Non-coding intergenic DNA sequences have lost the connotation of “junk DNA” as their role in gene regulation has become increasingly apparent. Elegant studies by Dr. Ralph Stadhouders and colleagues of Erasmus Medical Center in Rotterdam, The Netherlands, demonstrate how sequence variations in one such intergenic region (HBS1L-MYB) influences the expression of fetal hemoglobin (HbF) and other erythrocyte characteristics.
Red blood cell (RBC) parameters measured during a routine complete blood count provide important information for diagnosing and monitoring disease. It has long been known that there is significant variation in RBC parameters in individuals and in population groups, and genome-wide association studies (GWAS) have identified inherited DNA sequence variants linked to these clinically important traits. Of particular interest is the association of several erythroid parameters, including erythrocyte count, volume, hemoglobin concentration and HbF levels with single nucleotide polymorphisms (SNPs) in the q23 region of chromosome 6. More precise localization studies revealed that these SNPs cluster in a 126kb area between the HBS1L and MYB genes, establishing this intergenic area as a quantitative trait locus. The HBS1L gene encodes a member of the GTP-binding elongation factor family, but its function in erythroid biology is unknown. In contrast, the MYBgene plays an essential role in erythropoiesis as the encoded c-MYB protein is a transcription factor that influences expression of a number of erythoid specific genes. Regulation of the MYBgene in erythroid cells has not been completely characterised, but appears to involve microRNA-mediated control and a proximal promoter.
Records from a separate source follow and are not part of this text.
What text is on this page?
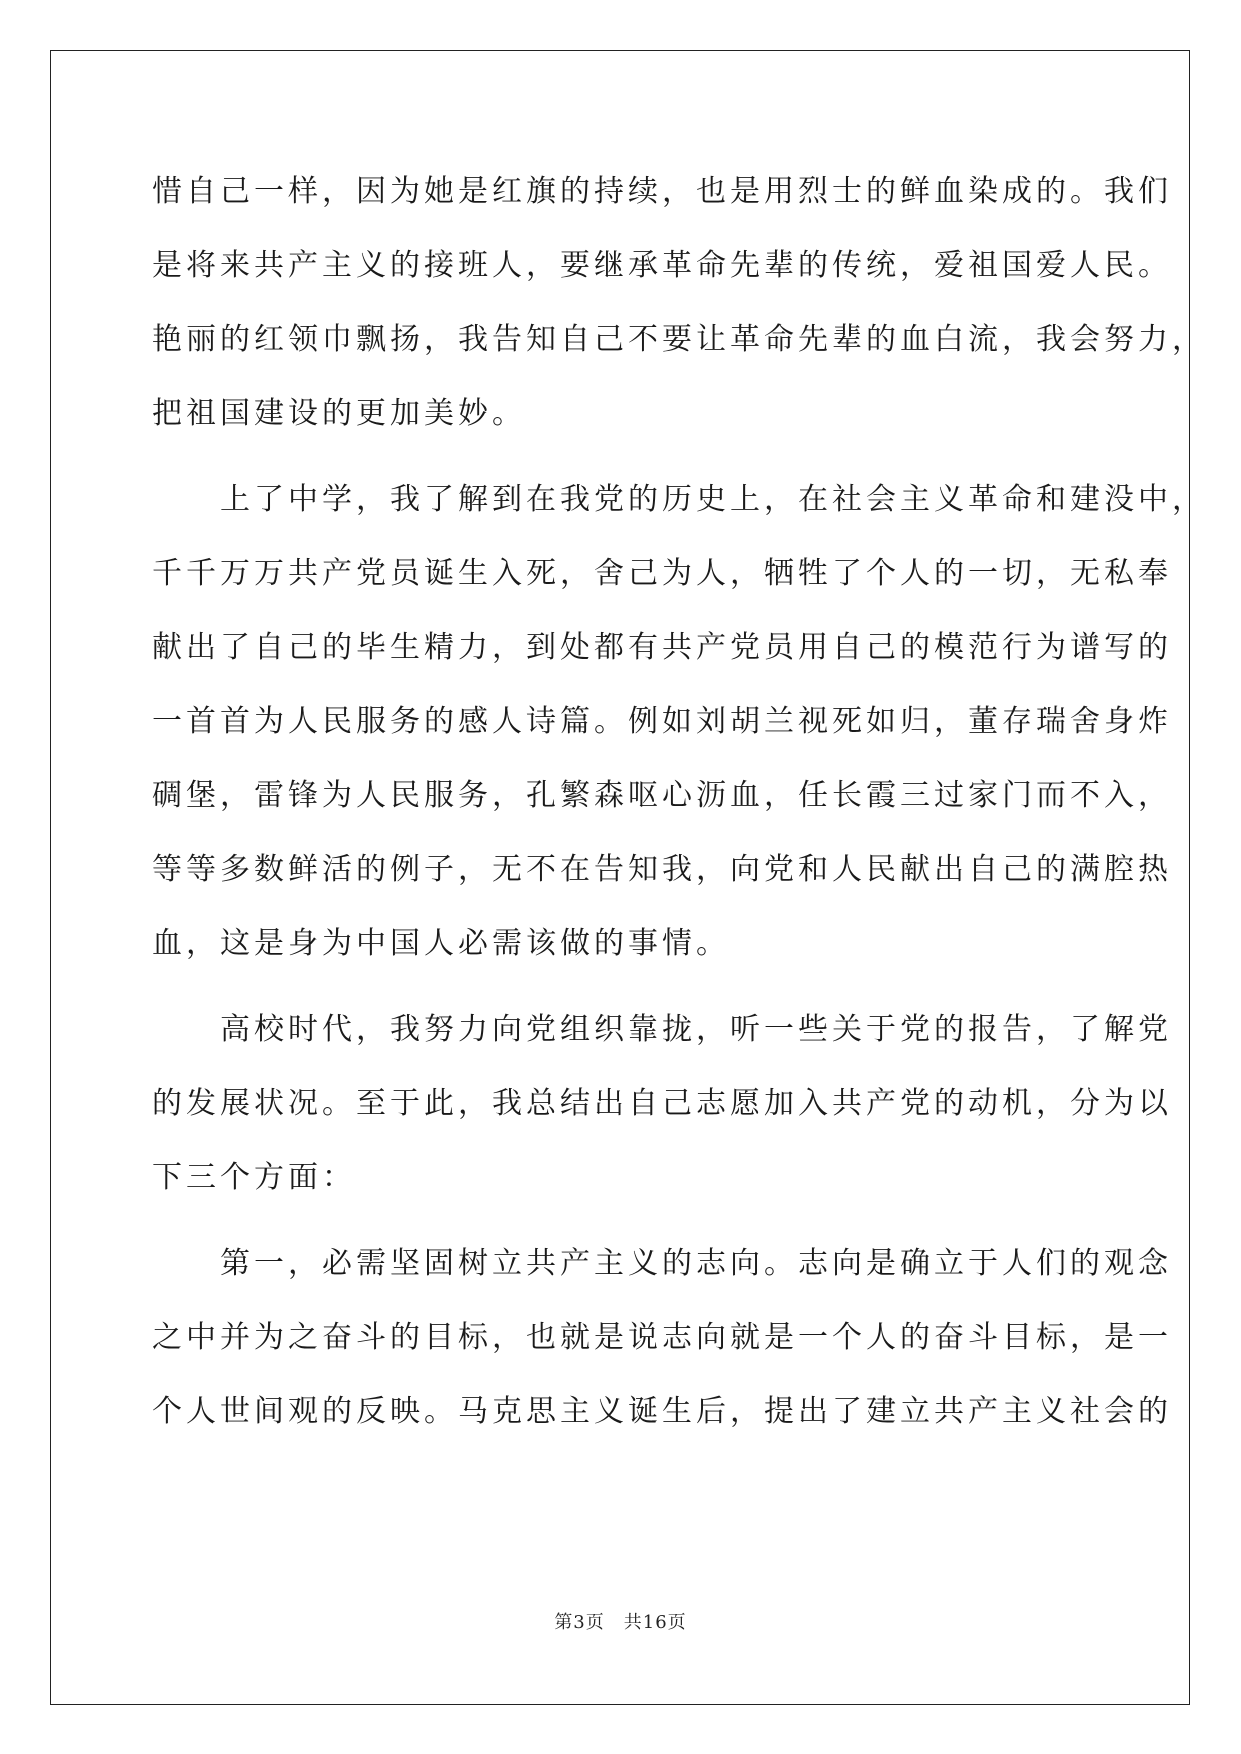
惜自己一样，因为她是红旗的持续，也是用烈士的鲜血染成的。我们
是将来共产主义的接班人，要继承革命先辈的传统，爱祖国爱人民。
艳丽的红领巾飘扬，我告知自己不要让革命先辈的血白流，我会努力，
把祖国建设的更加美妙。
　　上了中学，我了解到在我党的历史上，在社会主义革命和建没中，
千千万万共产党员诞生入死，舍己为人，牺牲了个人的一切，无私奉
献出了自己的毕生精力，到处都有共产党员用自己的模范行为谱写的
一首首为人民服务的感人诗篇。例如刘胡兰视死如归，董存瑞舍身炸
碉堡，雷锋为人民服务，孔繁森呕心沥血，任长霞三过家门而不入，
等等多数鲜活的例子，无不在告知我，向党和人民献出自己的满腔热
血，这是身为中国人必需该做的事情。
　　高校时代，我努力向党组织靠拢，听一些关于党的报告，了解党
的发展状况。至于此，我总结出自己志愿加入共产党的动机，分为以
下三个方面：
　　第一，必需坚固树立共产主义的志向。志向是确立于人们的观念
之中并为之奋斗的目标，也就是说志向就是一个人的奋斗目标，是一
个人世间观的反映。马克思主义诞生后，提出了建立共产主义社会的
第3页　共16页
The functional roles of intergenic areas are difficult to assess because they are non-coding elements, but recent bioinformatic and technological advances have provided new tools to assess chromatin-protein interactions. In the current study, Dr. Stadhouders and colleagues used some of these techniques to investigate the interplay between sequence variants in the HBS1L-MYB intergenic region and the MYBgene. The authors identified a 24-kb sequence that contained a cluster of core erythroid-specific enhancers located 84 (-84) and 71 (-71) kb upstream of the MYB promoter that are involved in long-range control of the MYB gene. Several key SNPs in close proximity to these enhancers attenuated their function resulting in reduced expression of c-MYB, which correlated with increased expression of HbF. The SNPs changed critical nucleotides or the spacing in transcription factor binding motifs, which decreased the association of transcription factors including GATA-1 and the LDB1 complex. The authors postulate that the cluster of enhancers and bound transcription factors form a MYB active chromatin hub, which promotes transcription. The intergenic SNPs prevent optimal binding of transcription factors and also disrupt chromatin looping, destabilizing the hub and reducing transcription of the MYB gene.
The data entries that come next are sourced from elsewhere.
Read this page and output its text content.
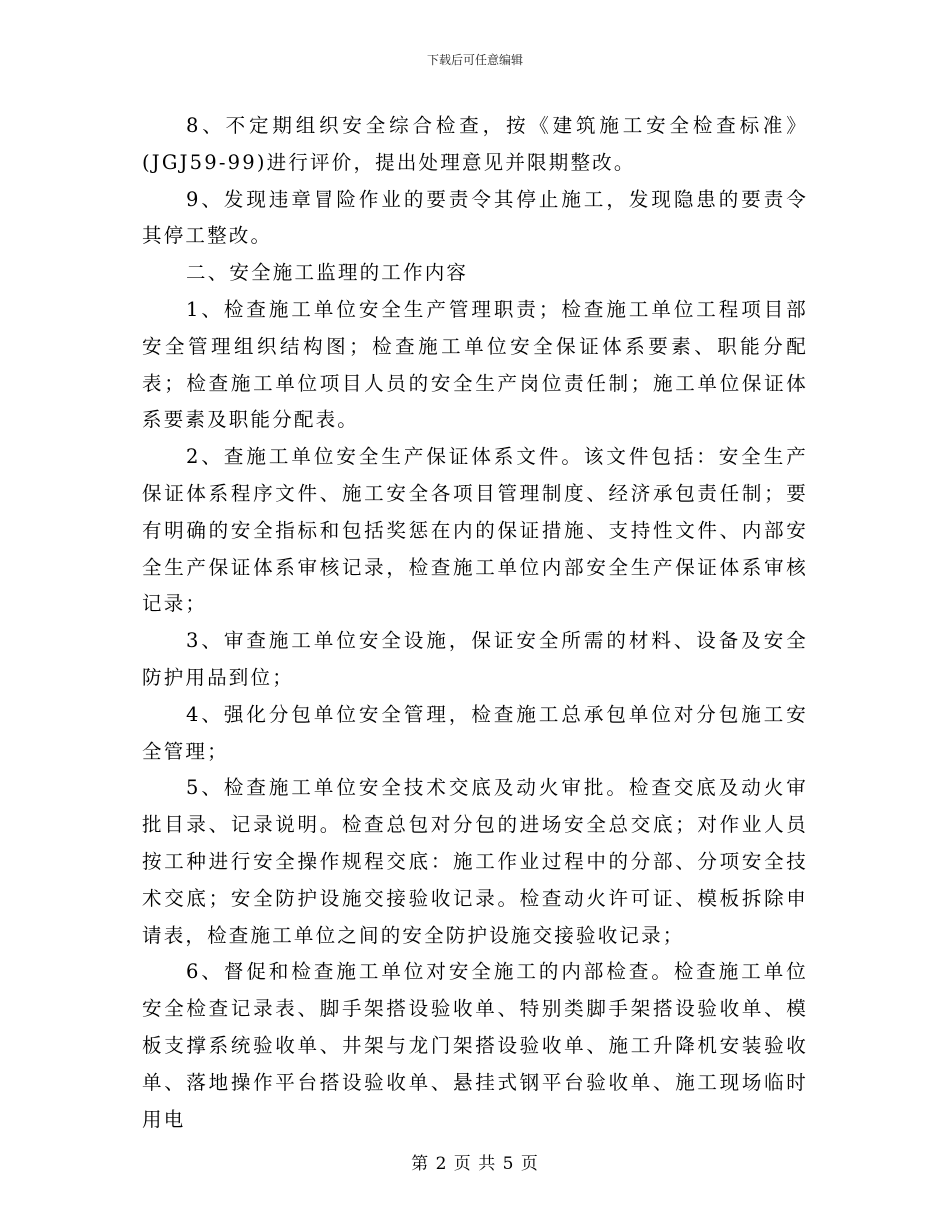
下载后可任意编辑

8、不定期组织安全综合检查，按《建筑施工安全检查标准》(JGJ59-99)进行评价，提出处理意见并限期整改。

9、发现违章冒险作业的要责令其停止施工，发现隐患的要责令其停工整改。

二、安全施工监理的工作内容

1、检查施工单位安全生产管理职责；检查施工单位工程项目部安全管理组织结构图；检查施工单位安全保证体系要素、职能分配表；检查施工单位项目人员的安全生产岗位责任制；施工单位保证体系要素及职能分配表。

2、查施工单位安全生产保证体系文件。该文件包括：安全生产保证体系程序文件、施工安全各项目管理制度、经济承包责任制；要有明确的安全指标和包括奖惩在内的保证措施、支持性文件、内部安全生产保证体系审核记录，检查施工单位内部安全生产保证体系审核记录；

3、审查施工单位安全设施，保证安全所需的材料、设备及安全防护用品到位；

4、强化分包单位安全管理，检查施工总承包单位对分包施工安全管理；

5、检查施工单位安全技术交底及动火审批。检查交底及动火审批目录、记录说明。检查总包对分包的进场安全总交底；对作业人员按工种进行安全操作规程交底：施工作业过程中的分部、分项安全技术交底；安全防护设施交接验收记录。检查动火许可证、模板拆除申请表，检查施工单位之间的安全防护设施交接验收记录；

6、督促和检查施工单位对安全施工的内部检查。检查施工单位安全检查记录表、脚手架搭设验收单、特别类脚手架搭设验收单、模板支撑系统验收单、井架与龙门架搭设验收单、施工升降机安装验收单、落地操作平台搭设验收单、悬挂式钢平台验收单、施工现场临时用电

第 2 页 共 5 页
The molecular mechanism whereby c-MYB regulates HbF and other erythrocyte traits is still unknown. It is speculated that the cell cycle may become dysregulated by the binding of c-MYB to cell-cycle components, resulting in premature termination of proliferation. Such a process would be expected to produce younger red cells with a higher mean cell volume and increased HbF levels. Alternatively, c-MYB may activate key γ-globin repressor genes and thereby exert control on HbF production.
In Brief
Inducing HbF in adults has therapeutic implications as doing so would ameliorate the severity of β-thalassemia and sickle cell disease. Targeting transcription factors is challenging, but this study provides evidence that intergenic enhancers play a key regulatory role and thus may offer an alternative target. Ingenious genome editing techniques have recently been developed, including the clustered, regularly interspaced, short palindromic repeat (CRISPR)-associated protein (Cas) (CRISPR-Cas) system, which could be used to modify the -84 and/or -71 MYB enhancer sequences to diminish c-MYB expression and thereby augment HbF production.
This study provides insight into the complexity of long-range molecular mechanisms underlying MYBgene expression and establishes a framework for the development of novel therapeutic strategies.
Competing Interests
Dr. Coetzer reported no relevant conflicts of interest.